Tunisie, vers un populisme autoritaire : voyage au bout de la Saïedie

Auteur Hatem Nafti
Editeur Riveneuve
Date 2022
Pages 277
Sujets Politique et gouvernement
Tunisie

2011-....
Cote 67.620
Recension rédigée par Christian Lochon


Cet ouvrage examine comment une majorité démocratisante en Tunisie a récemment soutenu un projet constitutionnel réactionnaire, l’ascension de Kais Saïed, le concept du saïedisme et l’adhésion populaire à ce projet (p.15).

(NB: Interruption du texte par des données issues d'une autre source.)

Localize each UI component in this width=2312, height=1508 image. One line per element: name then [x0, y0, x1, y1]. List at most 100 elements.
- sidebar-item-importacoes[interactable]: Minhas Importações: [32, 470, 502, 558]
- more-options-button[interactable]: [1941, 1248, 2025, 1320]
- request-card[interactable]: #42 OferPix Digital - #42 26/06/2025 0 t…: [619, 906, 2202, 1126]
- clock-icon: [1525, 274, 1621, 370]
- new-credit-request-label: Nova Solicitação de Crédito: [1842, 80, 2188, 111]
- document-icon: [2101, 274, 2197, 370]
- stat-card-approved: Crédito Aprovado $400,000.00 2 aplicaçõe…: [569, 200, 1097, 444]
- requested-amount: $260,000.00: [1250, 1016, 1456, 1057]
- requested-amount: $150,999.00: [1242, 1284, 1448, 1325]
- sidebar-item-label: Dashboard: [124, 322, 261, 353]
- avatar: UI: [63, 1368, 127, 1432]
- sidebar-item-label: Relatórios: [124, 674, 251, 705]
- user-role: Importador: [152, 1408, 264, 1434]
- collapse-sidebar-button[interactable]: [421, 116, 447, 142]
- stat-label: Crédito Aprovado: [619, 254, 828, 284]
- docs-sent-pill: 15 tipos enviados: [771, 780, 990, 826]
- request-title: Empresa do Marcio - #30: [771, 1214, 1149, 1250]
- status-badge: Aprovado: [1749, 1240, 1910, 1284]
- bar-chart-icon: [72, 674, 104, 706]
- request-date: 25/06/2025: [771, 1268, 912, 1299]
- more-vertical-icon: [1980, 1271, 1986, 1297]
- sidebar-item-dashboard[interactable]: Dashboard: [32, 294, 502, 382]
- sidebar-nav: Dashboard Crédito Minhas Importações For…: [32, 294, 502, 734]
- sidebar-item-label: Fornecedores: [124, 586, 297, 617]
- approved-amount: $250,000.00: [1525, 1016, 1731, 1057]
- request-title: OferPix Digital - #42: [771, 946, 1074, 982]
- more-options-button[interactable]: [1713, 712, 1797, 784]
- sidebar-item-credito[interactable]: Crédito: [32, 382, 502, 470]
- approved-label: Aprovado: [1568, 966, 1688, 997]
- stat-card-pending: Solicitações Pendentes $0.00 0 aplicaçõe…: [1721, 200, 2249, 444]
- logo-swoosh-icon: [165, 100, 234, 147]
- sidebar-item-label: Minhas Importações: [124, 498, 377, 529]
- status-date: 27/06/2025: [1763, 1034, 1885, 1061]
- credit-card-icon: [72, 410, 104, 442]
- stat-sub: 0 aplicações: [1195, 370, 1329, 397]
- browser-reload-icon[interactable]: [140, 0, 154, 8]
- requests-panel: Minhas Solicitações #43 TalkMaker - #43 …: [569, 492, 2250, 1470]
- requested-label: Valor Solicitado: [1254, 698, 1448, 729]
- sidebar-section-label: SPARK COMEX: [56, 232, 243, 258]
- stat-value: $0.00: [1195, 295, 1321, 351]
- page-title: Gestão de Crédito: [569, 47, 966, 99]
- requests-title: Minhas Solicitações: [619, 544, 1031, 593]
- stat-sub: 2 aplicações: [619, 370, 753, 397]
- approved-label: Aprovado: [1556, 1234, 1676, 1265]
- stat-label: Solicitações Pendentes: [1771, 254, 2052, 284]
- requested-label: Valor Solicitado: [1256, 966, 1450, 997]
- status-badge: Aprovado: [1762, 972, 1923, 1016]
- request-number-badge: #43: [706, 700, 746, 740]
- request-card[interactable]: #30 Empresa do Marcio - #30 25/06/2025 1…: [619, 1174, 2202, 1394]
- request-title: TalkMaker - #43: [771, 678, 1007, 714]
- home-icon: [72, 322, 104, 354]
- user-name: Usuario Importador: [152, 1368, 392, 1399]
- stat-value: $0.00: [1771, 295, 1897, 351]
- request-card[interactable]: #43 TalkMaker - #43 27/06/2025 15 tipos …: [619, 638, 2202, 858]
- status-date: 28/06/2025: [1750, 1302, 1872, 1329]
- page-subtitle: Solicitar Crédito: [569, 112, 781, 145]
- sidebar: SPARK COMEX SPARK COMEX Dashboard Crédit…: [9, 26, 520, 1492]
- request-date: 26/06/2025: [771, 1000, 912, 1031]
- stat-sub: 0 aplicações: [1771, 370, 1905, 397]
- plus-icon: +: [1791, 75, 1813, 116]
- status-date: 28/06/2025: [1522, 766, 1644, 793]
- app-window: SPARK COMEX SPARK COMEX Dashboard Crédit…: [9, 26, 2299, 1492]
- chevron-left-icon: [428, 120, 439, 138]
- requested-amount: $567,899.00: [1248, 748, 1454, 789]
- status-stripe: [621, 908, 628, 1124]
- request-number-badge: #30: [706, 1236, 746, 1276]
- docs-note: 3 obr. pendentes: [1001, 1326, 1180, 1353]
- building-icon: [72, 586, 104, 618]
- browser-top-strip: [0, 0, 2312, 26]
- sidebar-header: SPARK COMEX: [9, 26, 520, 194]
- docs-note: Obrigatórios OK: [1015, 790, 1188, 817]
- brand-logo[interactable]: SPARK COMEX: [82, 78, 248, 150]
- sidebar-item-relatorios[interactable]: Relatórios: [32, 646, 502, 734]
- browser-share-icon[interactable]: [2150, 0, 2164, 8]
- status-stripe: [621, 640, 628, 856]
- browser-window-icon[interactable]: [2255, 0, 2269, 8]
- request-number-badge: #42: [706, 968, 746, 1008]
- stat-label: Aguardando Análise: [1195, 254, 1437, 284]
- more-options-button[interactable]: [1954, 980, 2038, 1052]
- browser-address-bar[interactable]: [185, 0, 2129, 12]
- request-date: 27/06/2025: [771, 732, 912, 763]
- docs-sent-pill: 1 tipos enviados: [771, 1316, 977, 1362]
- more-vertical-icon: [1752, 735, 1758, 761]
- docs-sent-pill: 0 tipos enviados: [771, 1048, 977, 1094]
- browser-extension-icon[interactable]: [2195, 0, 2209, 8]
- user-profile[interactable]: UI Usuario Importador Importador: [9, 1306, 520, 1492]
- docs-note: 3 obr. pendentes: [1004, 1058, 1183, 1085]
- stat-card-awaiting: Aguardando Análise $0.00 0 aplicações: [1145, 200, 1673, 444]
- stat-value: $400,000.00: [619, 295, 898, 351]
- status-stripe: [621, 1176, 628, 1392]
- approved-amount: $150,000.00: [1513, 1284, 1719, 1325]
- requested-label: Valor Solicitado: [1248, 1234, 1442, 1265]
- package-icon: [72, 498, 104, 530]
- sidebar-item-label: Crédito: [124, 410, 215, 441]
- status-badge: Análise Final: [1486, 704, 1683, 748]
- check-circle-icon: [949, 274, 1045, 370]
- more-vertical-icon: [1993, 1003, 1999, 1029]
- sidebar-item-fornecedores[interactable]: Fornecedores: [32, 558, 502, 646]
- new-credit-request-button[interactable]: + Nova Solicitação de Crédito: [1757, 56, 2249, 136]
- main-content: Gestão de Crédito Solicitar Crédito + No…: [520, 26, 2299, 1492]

La première raison est économique. Le pays est englué dans une crise économique qui entraîne des crises sociales (p.35) ; l’économie tunisienne est basée sur les faibles coûts de production, la proximité européenne et les bas salaires compensés par des transferts sociaux qui contrebalancent ces bas revenus (p.37). Les disparités entre la côte et l’intérieur du pays, entre le centre et la périphérie ainsi que la privation de subventions, génèrent une économie parallèle qui atteint 30% du PIB. D’autre part, l’État recrute de nouveaux fonctionnaires entre 2012 et 2014 pour acheter la paix sociale et intègre les bénéficiaires de l’amnistie dans la fonction publique, les forces armées nécessaires pour lutter contre le terrorisme (p.39). En 2021, la dette extérieure atteint 82% du PIB (p.44). Les principaux indicateurs économiques sont au rouge : chômage, croissance, inflation, approvisionnement (p.219).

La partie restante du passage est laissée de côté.